Das 96 meninas e jovens entrevistadas, 72,9% residem em oito bairros e comunidades de Cabo de Santo Agostinho: Vila Claudete, Bairro São Francisco, Nova Tatuoca, Gaibu, Engenho Mercês, Enseadas do Corais, Alto da Bela Vista e Cidade Garapu. A pesquisa também foi realizada com os/as gestores/as das escolas públicas, profissionais de saúde e conselheiros/as tutelares.
O diagnóstico, protagonizado e aplicado por meninas e jovens mulheres cabenses, é parte do projeto “Meninas em Movimento pela Educação”, desenvolvido pelo Centro das Mulheres do Cabo com o apoio do Fundo Malala. O projeto dá suporte a cerca de 90 meninas para atuarem como ativistas por melhores condições nas escolas públicas em que estudam e a se engajarem na promoção da igualdade de gênero no ambiente escolar. Entre os objetivos do projeto estão identificar as causas e combater a evasão escolar, além de implementar um plano para aprimorar as políticas públicas relacionadas à promoção do direito à educação de meninas e jovens mulheres do município, com foco em igualdade de gênero e raça.
Pesquisas globais do Fundo Malalala mostram que o aumento das taxas de pobreza, responsabilidades domésticas, trabalho infantil e gravidez na adolescência afetaram desproporcionalmente a capacidade das meninas de aprender durante a pandemia, impedindo o retorno delas à escola. Uma realidade que foi confirmada na cidade do Cabo de Santo Agostinho. “A pesquisa foi realizada para gente fazer uma análise desse contexto para identificar quais os fatores que levam as meninas a abandonarem a escola para nos ajudar a criar um plano de enfrentamento à evasão escolar mais real e concreto. Agora, a gente tem um norteador para esse plano. Estamos fortalecendo a parceria com o poder público através das Secretarias municipais de Educação, da Mulher, Saúde e de Programas Sociais, além da sociedade civil por meio de um comitê gestor que vai ajudar na elaboração do plano de incidência e enfretamento à evasão escolar”, pontua Cássia Jane.

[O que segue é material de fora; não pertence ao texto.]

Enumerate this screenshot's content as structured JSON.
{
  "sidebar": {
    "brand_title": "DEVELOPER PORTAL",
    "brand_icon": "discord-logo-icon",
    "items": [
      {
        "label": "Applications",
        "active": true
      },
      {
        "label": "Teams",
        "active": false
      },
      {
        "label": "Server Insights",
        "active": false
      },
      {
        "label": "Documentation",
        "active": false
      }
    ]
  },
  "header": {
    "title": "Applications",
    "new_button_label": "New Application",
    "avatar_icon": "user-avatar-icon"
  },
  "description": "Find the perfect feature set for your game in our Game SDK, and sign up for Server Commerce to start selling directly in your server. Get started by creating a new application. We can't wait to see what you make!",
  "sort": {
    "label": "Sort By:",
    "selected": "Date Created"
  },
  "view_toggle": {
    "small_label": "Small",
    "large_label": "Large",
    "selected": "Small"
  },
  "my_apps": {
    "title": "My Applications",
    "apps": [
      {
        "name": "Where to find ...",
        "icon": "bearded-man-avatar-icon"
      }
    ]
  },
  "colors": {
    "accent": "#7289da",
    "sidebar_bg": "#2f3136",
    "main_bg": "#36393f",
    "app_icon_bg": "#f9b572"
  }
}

Sobre a Rede de Ativistas pela Educação do Fundo Malala
Inspirado pelas raízes de Malala e Ziauddin Yousafzai como ativistas locais no Paquistão, o Fundo Malala estabeleceu em 2017 a Rede de Ativistas pela Educação (Education Champion Network) para investir, apoiar o desenvolvimento profissional e dar visibilidade ao trabalho de mais de 80 educadores de oito países que trabalham a nível local, nacional e global em defesa de mais recursos e mudanças políticas necessárias para garantir educação secundária a todas as meninas. O Fundo Malala apoia educadores no Afeganistão, Brasil, Etiópia, Índia, Líbano, Nigéria, Paquistão e Turquia. No Brasil, a Rede é formada por 11 educadoras e educadores, que atuam em organizações dedicadas a construir esforços coletivos pela educação escolar de qualidade nas regiões do país onde a maioria das meninas não frequenta o ensino secundário, com foco em meninas negras, indígenas e quilombolas.